If you're thinking $245,000 sounds bad, here's some even worse news. There's new data out there suggesting Fidelity may actually be grossly underestimating healthcare costs in retirement. HealthView Services, a provider of healthcare cost-projection software for financial advisors and institutions, released its 2016 report on this very topic, and its data show the average healthy 65-year-old couple retiring this year is expected to spend $288,000 in lifetime healthcare costs. And while HealthView's numbers span a slightly longer timeframe than Fidelity's (all projections assume an average life expectancy of 87 for men and 89 for women), that $288,000 doesn't include typical out-of-pocket costs for services not covered by Medicare, like vision and dental care. When we add in those expenses, the total lifetime cost for a healthy 65-year-old couple today rises to $377,000.
But wait -- it gets even worse. Younger couples are likely to face even higher lifetime costs. The same set of data reveals that a 55-year-old couple today is likely to spend roughly $466,000 in today's dollars on healthcare costs in retirement, while a 45-year-old couple should expect to spend over $592,000. Furthermore, HealthView anticipates healthcare inflation will average 5.1% annually over the next two decades, which is way ahead of the general rate of inflation.
Oh, and here's one final kicker. Like Fidelity, HealthView's numbers don't take long-term care expenses into the equation. In other words, that $377,000 a couple retiring this year might spend on healthcare is really only a starting point.
Take action now
For most of us, these numbers are pretty sobering, but the good news is, you may be able to alleviate your healthcare costs in retirement by taking action now. Specifically, start looking into long-term care insurance, which helps pay for things like nursing homes and assisted living facilities. Though premiums tend to be pricey (a 60-year-old couple pays an average of roughly $3,400 per year), having a plan in place could protect you from catastrophic costs down the line, and the sooner you secure a plan, the less expensive it's likely to be. According to the American Association for Long-Term Care Insurance, over 50% of applicants aged 50 to 59 qualify for long-term discounts based on their health, but that figure drops to 42% among 60- to 69-year-olds, and 24% for 70- to 79-year-olds.
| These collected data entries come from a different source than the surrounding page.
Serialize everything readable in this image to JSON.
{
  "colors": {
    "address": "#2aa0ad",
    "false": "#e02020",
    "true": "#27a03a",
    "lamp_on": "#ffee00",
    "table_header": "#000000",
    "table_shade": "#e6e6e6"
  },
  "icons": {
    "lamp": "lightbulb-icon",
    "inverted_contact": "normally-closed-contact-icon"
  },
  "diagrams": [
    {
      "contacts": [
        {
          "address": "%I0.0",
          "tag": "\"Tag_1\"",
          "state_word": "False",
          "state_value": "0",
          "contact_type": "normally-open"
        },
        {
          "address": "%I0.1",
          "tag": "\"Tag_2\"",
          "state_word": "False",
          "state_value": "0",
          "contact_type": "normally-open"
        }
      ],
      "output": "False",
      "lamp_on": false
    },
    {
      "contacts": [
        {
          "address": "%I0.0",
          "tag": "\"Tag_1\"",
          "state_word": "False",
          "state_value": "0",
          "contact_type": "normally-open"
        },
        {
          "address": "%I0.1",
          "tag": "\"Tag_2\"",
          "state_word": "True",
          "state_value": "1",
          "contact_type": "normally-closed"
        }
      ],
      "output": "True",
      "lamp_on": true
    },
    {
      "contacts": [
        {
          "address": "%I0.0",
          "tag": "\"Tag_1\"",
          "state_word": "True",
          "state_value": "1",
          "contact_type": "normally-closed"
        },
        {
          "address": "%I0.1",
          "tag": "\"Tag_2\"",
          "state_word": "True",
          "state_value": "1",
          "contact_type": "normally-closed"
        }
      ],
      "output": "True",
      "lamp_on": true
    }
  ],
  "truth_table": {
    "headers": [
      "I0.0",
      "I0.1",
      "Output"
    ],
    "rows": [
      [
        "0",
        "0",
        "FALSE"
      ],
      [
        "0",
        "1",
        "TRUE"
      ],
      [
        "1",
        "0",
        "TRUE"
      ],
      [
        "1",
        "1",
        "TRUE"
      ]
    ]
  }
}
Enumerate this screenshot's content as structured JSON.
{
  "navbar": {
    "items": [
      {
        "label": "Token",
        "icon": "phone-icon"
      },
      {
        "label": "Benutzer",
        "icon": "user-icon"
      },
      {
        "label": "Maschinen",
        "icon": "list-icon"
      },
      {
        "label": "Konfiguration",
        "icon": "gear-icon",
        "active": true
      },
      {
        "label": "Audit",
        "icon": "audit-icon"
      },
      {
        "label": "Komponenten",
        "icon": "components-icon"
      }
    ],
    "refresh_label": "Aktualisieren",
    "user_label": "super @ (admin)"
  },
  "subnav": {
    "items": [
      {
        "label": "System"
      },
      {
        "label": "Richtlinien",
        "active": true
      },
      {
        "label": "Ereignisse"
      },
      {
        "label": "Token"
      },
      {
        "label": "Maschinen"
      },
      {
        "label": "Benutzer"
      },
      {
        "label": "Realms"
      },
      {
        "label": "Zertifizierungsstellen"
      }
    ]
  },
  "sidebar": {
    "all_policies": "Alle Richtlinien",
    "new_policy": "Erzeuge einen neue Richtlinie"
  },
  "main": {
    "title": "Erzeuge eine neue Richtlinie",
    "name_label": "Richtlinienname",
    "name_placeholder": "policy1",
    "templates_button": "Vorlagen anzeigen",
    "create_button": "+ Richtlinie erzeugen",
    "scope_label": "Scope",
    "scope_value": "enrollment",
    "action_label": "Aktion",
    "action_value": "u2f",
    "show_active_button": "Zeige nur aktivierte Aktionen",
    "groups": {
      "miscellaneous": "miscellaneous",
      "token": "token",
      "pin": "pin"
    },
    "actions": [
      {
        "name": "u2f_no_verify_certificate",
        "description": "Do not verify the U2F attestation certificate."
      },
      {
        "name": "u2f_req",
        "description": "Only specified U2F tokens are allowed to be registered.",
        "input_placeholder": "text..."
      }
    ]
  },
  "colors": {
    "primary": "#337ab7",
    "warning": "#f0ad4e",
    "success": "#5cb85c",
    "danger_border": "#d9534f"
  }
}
If you're serious about getting long-term care insurance, don't wait until you're on the cusp of retirement. You may wind up paying considerably more or, worse yet, getting denied.
Start saving right away
Another great strategy for keeping up with healthcare costs in retirement is to save as much as possible during your working years, and the sooner you get started, the more you stand to accumulate. Imagine you begin saving $200 a month at age 40, and that your investments generate an average annual return of 8%. By the time you reach 65, you'll have grown your balance to $175,000, which can certainly help pay some of those medical bills. But watch what happens if you start saving that $200 a month at age 30. If you give your money another 10 years to grow, by age 65, you'll have amassed a total of $413,000 -- enough to make a much larger dent in your lifetime retirement healthcare bill.
It's easy to get overwhelmed by the staggering cost of healthcare in retirement, but the key is to fight back by making smart decisions while you're still working and earning money. If you start saving early enough, invest wisely, and do your best to take care of your health, once you reach retirement, you may come to find that those bills are more manageable than you thought.